Because this is a new system to McEntire and not all personnel have been registered, you can expect slightly longer delays entering the base. Nearly 2000 ID cards have been scanned so far, in less than a week.

"It can take anywhere from three to 20 seconds when your card is initially scanned," stated Turner. "After you are in the system, it shouldn't take more than three to five seconds for your card to be recognized."

Traditional guard members will need to be registered in DBIDS as well. You can expect DBIDS scanning at the Church gate for the next drill weekend.

"If the incoming traffic starts to get too backed up, usage will be terminated to allow personnel to get on the base without too much delay. Physical identification of your ID card will authorize entry until the flow of cars coming through is back to a manageable pace," said Turner.

The 169th SFS has the equipment for the system to go into practice at the Morrell gate. However, there are infrastructure upgrades that need to take place first.

The system is not being put into place for accountability, as much as it is for force protection, though there is that capability. According to Turner, data from DBIDS is stored and the 169th SFS has the ability to run reports to see who has been verified on the base and at what time.
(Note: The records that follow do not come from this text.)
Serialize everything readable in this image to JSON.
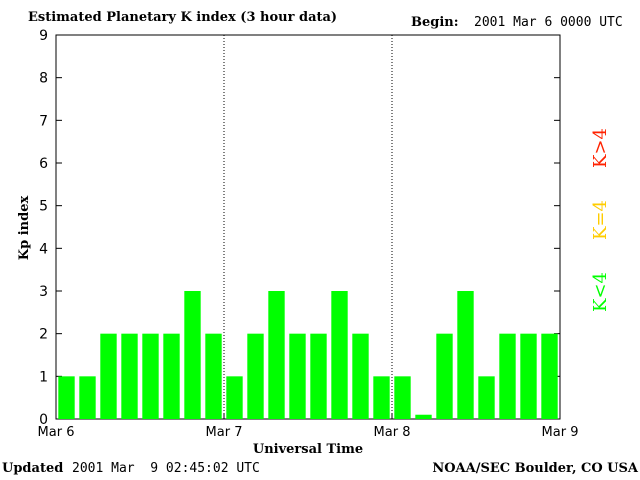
{
  "header": {
    "title": "Estimated Planetary K index (3 hour data)",
    "begin_label": "Begin:",
    "begin_value": "2001 Mar 6 0000 UTC"
  },
  "footer": {
    "updated_label": "Updated",
    "updated_value": "2001 Mar  9 02:45:02 UTC",
    "source": "NOAA/SEC Boulder, CO USA"
  },
  "legend": [
    {
      "label": "K<4",
      "color": "#00ff00"
    },
    {
      "label": "K=4",
      "color": "#ffcc00"
    },
    {
      "label": "K>4",
      "color": "#ff2200"
    }
  ],
  "chart_data": {
    "type": "bar",
    "title": "Estimated Planetary K index (3 hour data)",
    "xlabel": "Universal Time",
    "ylabel": "Kp index",
    "ylim": [
      0,
      9
    ],
    "yticks": [
      "0",
      "1",
      "2",
      "3",
      "4",
      "5",
      "6",
      "7",
      "8",
      "9"
    ],
    "xticks": [
      "Mar 6",
      "Mar 7",
      "Mar 8",
      "Mar 9"
    ],
    "day_separators": [
      "Mar 7",
      "Mar 8"
    ],
    "bar_color": "#00ff00",
    "values": [
      1,
      1,
      2,
      2,
      2,
      2,
      3,
      2,
      1,
      2,
      3,
      2,
      2,
      3,
      2,
      1,
      1,
      0.1,
      2,
      3,
      1,
      2,
      2,
      2
    ]
  }
}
So, if your commander wants to know if someone was verified on base, or a personal vehicle was broken into, 169th SFS personnel can check the database.
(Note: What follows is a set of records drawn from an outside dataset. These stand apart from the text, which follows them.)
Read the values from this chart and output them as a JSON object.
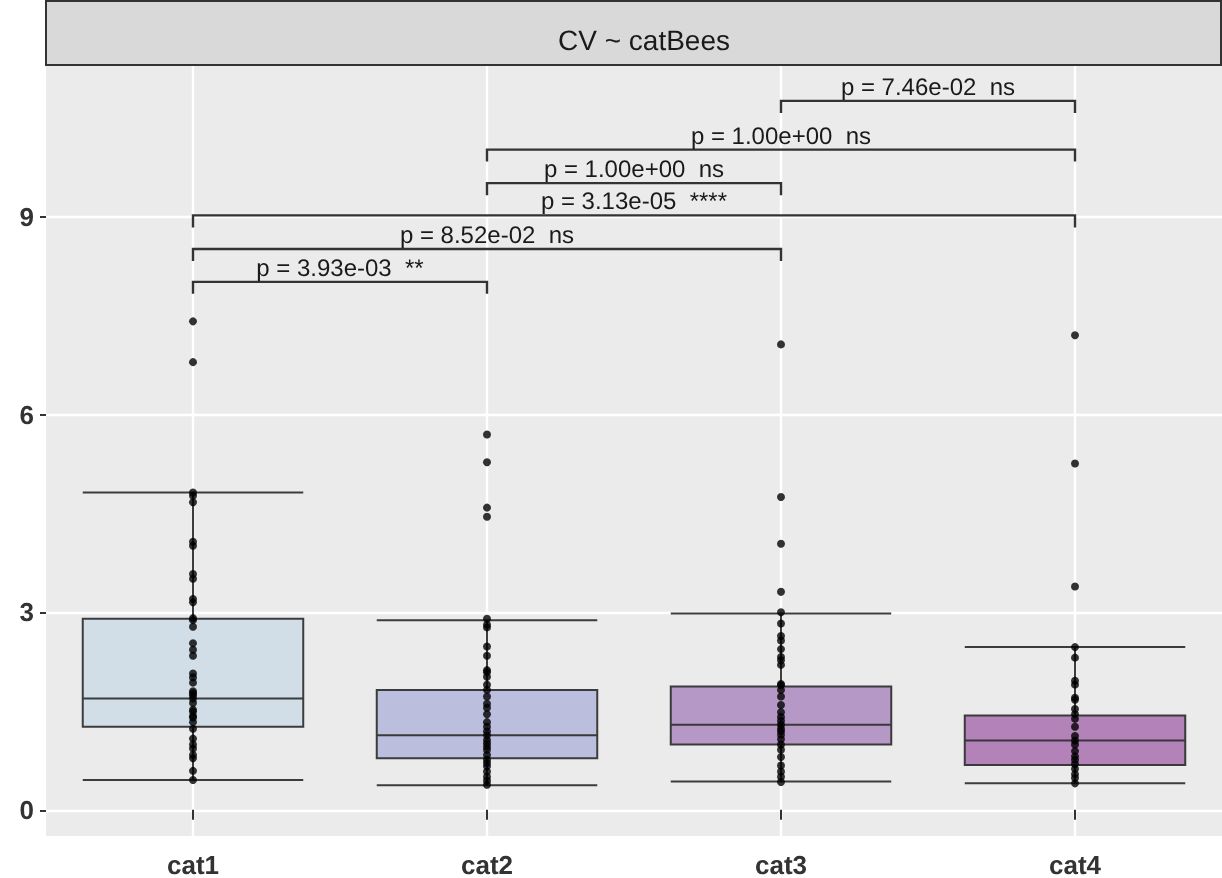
{
  "chart_data": {
    "type": "box",
    "title": "CV ~ catBees",
    "categories": [
      "cat1",
      "cat2",
      "cat3",
      "cat4"
    ],
    "colors": [
      "#d0dde8",
      "#b8bcdc",
      "#b393c4",
      "#b07cb6"
    ],
    "boxes": [
      {
        "low": 0.45,
        "q1": 1.26,
        "median": 1.69,
        "q3": 2.9,
        "high": 4.82
      },
      {
        "low": 0.37,
        "q1": 0.78,
        "median": 1.13,
        "q3": 1.82,
        "high": 2.88
      },
      {
        "low": 0.43,
        "q1": 0.99,
        "median": 1.29,
        "q3": 1.87,
        "high": 2.98
      },
      {
        "low": 0.4,
        "q1": 0.68,
        "median": 1.05,
        "q3": 1.43,
        "high": 2.47
      }
    ],
    "series": [
      {
        "type": "scatter",
        "color": "#000000",
        "x": [
          "cat1",
          "cat1",
          "cat1",
          "cat1",
          "cat1",
          "cat1",
          "cat1",
          "cat1",
          "cat1",
          "cat1",
          "cat1",
          "cat1",
          "cat1",
          "cat1",
          "cat1",
          "cat1",
          "cat1",
          "cat1",
          "cat1",
          "cat1",
          "cat1",
          "cat1",
          "cat1",
          "cat1",
          "cat1",
          "cat1",
          "cat1",
          "cat1",
          "cat1",
          "cat1",
          "cat1",
          "cat1",
          "cat1",
          "cat1",
          "cat1",
          "cat1",
          "cat1",
          "cat1",
          "cat2",
          "cat2",
          "cat2",
          "cat2",
          "cat2",
          "cat2",
          "cat2",
          "cat2",
          "cat2",
          "cat2",
          "cat2",
          "cat2",
          "cat2",
          "cat2",
          "cat2",
          "cat2",
          "cat2",
          "cat2",
          "cat2",
          "cat2",
          "cat2",
          "cat2",
          "cat2",
          "cat2",
          "cat2",
          "cat2",
          "cat2",
          "cat2",
          "cat2",
          "cat2",
          "cat2",
          "cat2",
          "cat2",
          "cat2",
          "cat3",
          "cat3",
          "cat3",
          "cat3",
          "cat3",
          "cat3",
          "cat3",
          "cat3",
          "cat3",
          "cat3",
          "cat3",
          "cat3",
          "cat3",
          "cat3",
          "cat3",
          "cat3",
          "cat3",
          "cat3",
          "cat3",
          "cat3",
          "cat3",
          "cat3",
          "cat3",
          "cat3",
          "cat3",
          "cat3",
          "cat3",
          "cat3",
          "cat3",
          "cat3",
          "cat3",
          "cat3",
          "cat4",
          "cat4",
          "cat4",
          "cat4",
          "cat4",
          "cat4",
          "cat4",
          "cat4",
          "cat4",
          "cat4",
          "cat4",
          "cat4",
          "cat4",
          "cat4",
          "cat4",
          "cat4",
          "cat4",
          "cat4",
          "cat4",
          "cat4",
          "cat4",
          "cat4",
          "cat4",
          "cat4"
        ],
        "values": [
          7.42,
          6.8,
          4.82,
          4.77,
          4.67,
          4.07,
          4.01,
          3.58,
          3.51,
          3.2,
          3.15,
          2.91,
          2.88,
          2.78,
          2.53,
          2.43,
          2.34,
          2.07,
          2.01,
          1.93,
          1.8,
          1.77,
          1.74,
          1.69,
          1.62,
          1.52,
          1.49,
          1.42,
          1.4,
          1.33,
          1.23,
          1.08,
          0.99,
          0.93,
          0.83,
          0.78,
          0.59,
          0.45,
          5.7,
          5.28,
          4.59,
          4.45,
          2.9,
          2.81,
          2.77,
          2.48,
          2.34,
          2.12,
          2.09,
          2.02,
          1.9,
          1.82,
          1.72,
          1.61,
          1.55,
          1.45,
          1.33,
          1.26,
          1.19,
          1.13,
          1.06,
          1.01,
          0.96,
          0.91,
          0.83,
          0.76,
          0.71,
          0.66,
          0.58,
          0.5,
          0.44,
          0.38,
          7.07,
          4.75,
          4.04,
          3.31,
          3.0,
          2.83,
          2.64,
          2.57,
          2.44,
          2.32,
          2.27,
          2.2,
          1.91,
          1.89,
          1.82,
          1.72,
          1.59,
          1.48,
          1.41,
          1.35,
          1.29,
          1.23,
          1.19,
          1.14,
          1.07,
          0.99,
          0.91,
          0.8,
          0.67,
          0.58,
          0.5,
          0.42,
          7.21,
          5.26,
          3.39,
          2.47,
          2.31,
          1.96,
          1.9,
          1.7,
          1.67,
          1.53,
          1.45,
          1.38,
          1.26,
          1.12,
          1.05,
          0.99,
          0.89,
          0.81,
          0.76,
          0.69,
          0.62,
          0.54,
          0.48,
          0.4
        ]
      }
    ],
    "annotations": [
      "p = 3.93e-03  **",
      "p = 8.52e-02  ns",
      "p = 3.13e-05  ****",
      "p = 1.00e+00  ns",
      "p = 1.00e+00  ns",
      "p = 7.46e-02  ns"
    ],
    "ylim": [
      -0.4,
      11.3
    ],
    "yticks": [
      0,
      3,
      6,
      9
    ],
    "grid": true,
    "marker": "circle"
  }
}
"DBIDS can check any ID card issued by the military, but also manufactures its own ID cards," said Turner. "Contractors and civilian personnel that work on base and do not carry CACs are in the process of being issued DBIDS cards."

The times those personnel are authorized entry is mandated and will show up when their DBIDS card is scanned. "Contract employees are placed on an entry authorization list after they are vetted with their sponsor on base," said Turner.

Turner also stated that this is not just a McEntire or Air National Guard specific program. It has been directed from the Defense Manpower Data Center. This DOD program is already in use on active-duty and ANG installations. It is also being used at DOD installations overseas.

Getting DBIDS started at McEntire was a concerted effort between the 169th Communications Flight and the 169th Civil Engineer Squadron. 169th CF maintenance personnel installed all the equipment to interconnect DBIDS in its four locations: main gate, visitor center, Church gate and 169th SFS.

"The crew worked after hours and down days to accomplish the DBIDS installation requirements," said Senior Master Sgt. James D. Rider, cyber systems branch chief for the 169th CF. "Comm flight was told by the vendor that McEntire was the most flawless and well-coordinated install, to date, with the communications portion," he concluded.